I have to prove that if $(x_1 \gt x_2) \Rightarrow (f(x_1) \ge f(x_2))$, then $$\forall a \in \mathbb R \exists L \in \mathbb R \lim_{x \to a^+}f(x) = L$$
I have a feeling that L = $inf_{x \in (a,a+ \delta)}f(x) = f(a)$, but I can't prove that for each $\epsilon$ I'll find $x \in (a,a+ \delta)$, $|f(x)-f(a)|\lt \epsilon$. Is my guess wrong? How should I go?
On
The feeling is in the right track, about looking at $\inf$s and $\sup$s. Here we will use $\sup$, $\inf$ will be used to prove the analogous result for decreasing functions. You can't have $\inf_{(a,a+\delta)}$ because you want fo find $\delta$! Look at the set: $$\{ f(x) \mid x < a\}. $$The set is bounded by $f(a)$, so we have the existance of $L = \sup\{f(x) \mid x < a\}$. To check that this works, let $\epsilon > 0$ be any real number. By the definition of $\sup$, there exists $x_0 < a$ such that: $$L-\epsilon < f(x_0) \leq L$$We don't actually need the $f(x_0) \leq L$ part, I just put it there to help you see the bigger picture.
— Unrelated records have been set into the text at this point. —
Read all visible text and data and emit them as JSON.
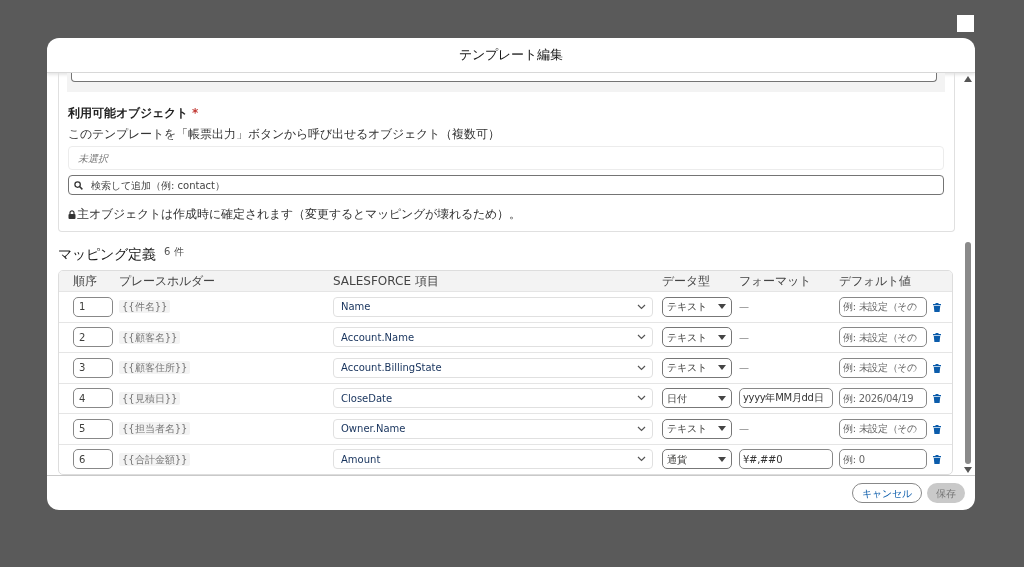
{
  "dialog": {
    "title": "テンプレート編集"
  },
  "objects_section": {
    "label": "利用可能オブジェクト",
    "required_mark": "*",
    "description": "このテンプレートを「帳票出力」ボタンから呼び出せるオブジェクト（複数可）",
    "selection_placeholder": "未選択",
    "search": {
      "placeholder": "検索して追加（例: contact）"
    },
    "note": "主オブジェクトは作成時に確定されます（変更するとマッピングが壊れるため）。"
  },
  "mapping": {
    "title": "マッピング定義",
    "count": "6 件",
    "columns": [
      "順序",
      "プレースホルダー",
      "SALESFORCE 項目",
      "データ型",
      "フォーマット",
      "デフォルト値"
    ],
    "rows": [
      {
        "order": "1",
        "placeholder": "{{件名}}",
        "field": "Name",
        "data_type": "テキスト",
        "format": {
          "kind": "none",
          "text": "—"
        },
        "default_placeholder": "例: 未設定（その"
      },
      {
        "order": "2",
        "placeholder": "{{顧客名}}",
        "field": "Account.Name",
        "data_type": "テキスト",
        "format": {
          "kind": "none",
          "text": "—"
        },
        "default_placeholder": "例: 未設定（その"
      },
      {
        "order": "3",
        "placeholder": "{{顧客住所}}",
        "field": "Account.BillingState",
        "data_type": "テキスト",
        "format": {
          "kind": "none",
          "text": "—"
        },
        "default_placeholder": "例: 未設定（その"
      },
      {
        "order": "4",
        "placeholder": "{{見積日}}",
        "field": "CloseDate",
        "data_type": "日付",
        "format": {
          "kind": "input",
          "text": "yyyy年MM月dd日"
        },
        "default_placeholder": "例: 2026/04/19"
      },
      {
        "order": "5",
        "placeholder": "{{担当者名}}",
        "field": "Owner.Name",
        "data_type": "テキスト",
        "format": {
          "kind": "none",
          "text": "—"
        },
        "default_placeholder": "例: 未設定（その"
      },
      {
        "order": "6",
        "placeholder": "{{合計金額}}",
        "field": "Amount",
        "data_type": "通貨",
        "format": {
          "kind": "input",
          "text": "¥#,##0"
        },
        "default_placeholder": "例: 0"
      }
    ]
  },
  "footer": {
    "buttons": [
      {
        "label": "キャンセル",
        "kind": "secondary",
        "disabled": false
      },
      {
        "label": "保存",
        "kind": "primary",
        "disabled": true
      }
    ]
  }
}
Note that the above gives $L-f(x_0) < \epsilon$. Recall that given $\epsilon$, we want $\delta$. Pick $\delta = a - x_0 > 0$. Now we check the definition of the lateral limit. Let $x \in \Bbb R$ such that $a-\delta < x < a$. Note that $a-\delta < x \implies x_0 < x$, so that $f(x_0) \leq f(x)$. So: $$|f(x) - L| = L-f(x) \leq L - f(x_0) < \epsilon,$$and we're done. We have $|f(x) - L| = L-f(x)$ because $x < a$ and hence $f(x) < L$.
Let $L=\inf_{x> a} f(x)$.
Then given $\epsilon > 0$, we can find some $x_0>a$ such that $f(x_0)<L+\epsilon$ (because $L=\inf_{x>a}f(x)$). Then whenever $x\in (a,x_0)$, we know that $L \leq f(x) \leq f(x_0)<L+\epsilon$, and thus $|f(x)-L|<\epsilon$. Letting $\delta = x_0-a$, we see that $x \in (a,a+\delta)$ implies that $|f(x_0)-L|<\epsilon$. Thus $\lim_{x \to a^+} f(x)=L$.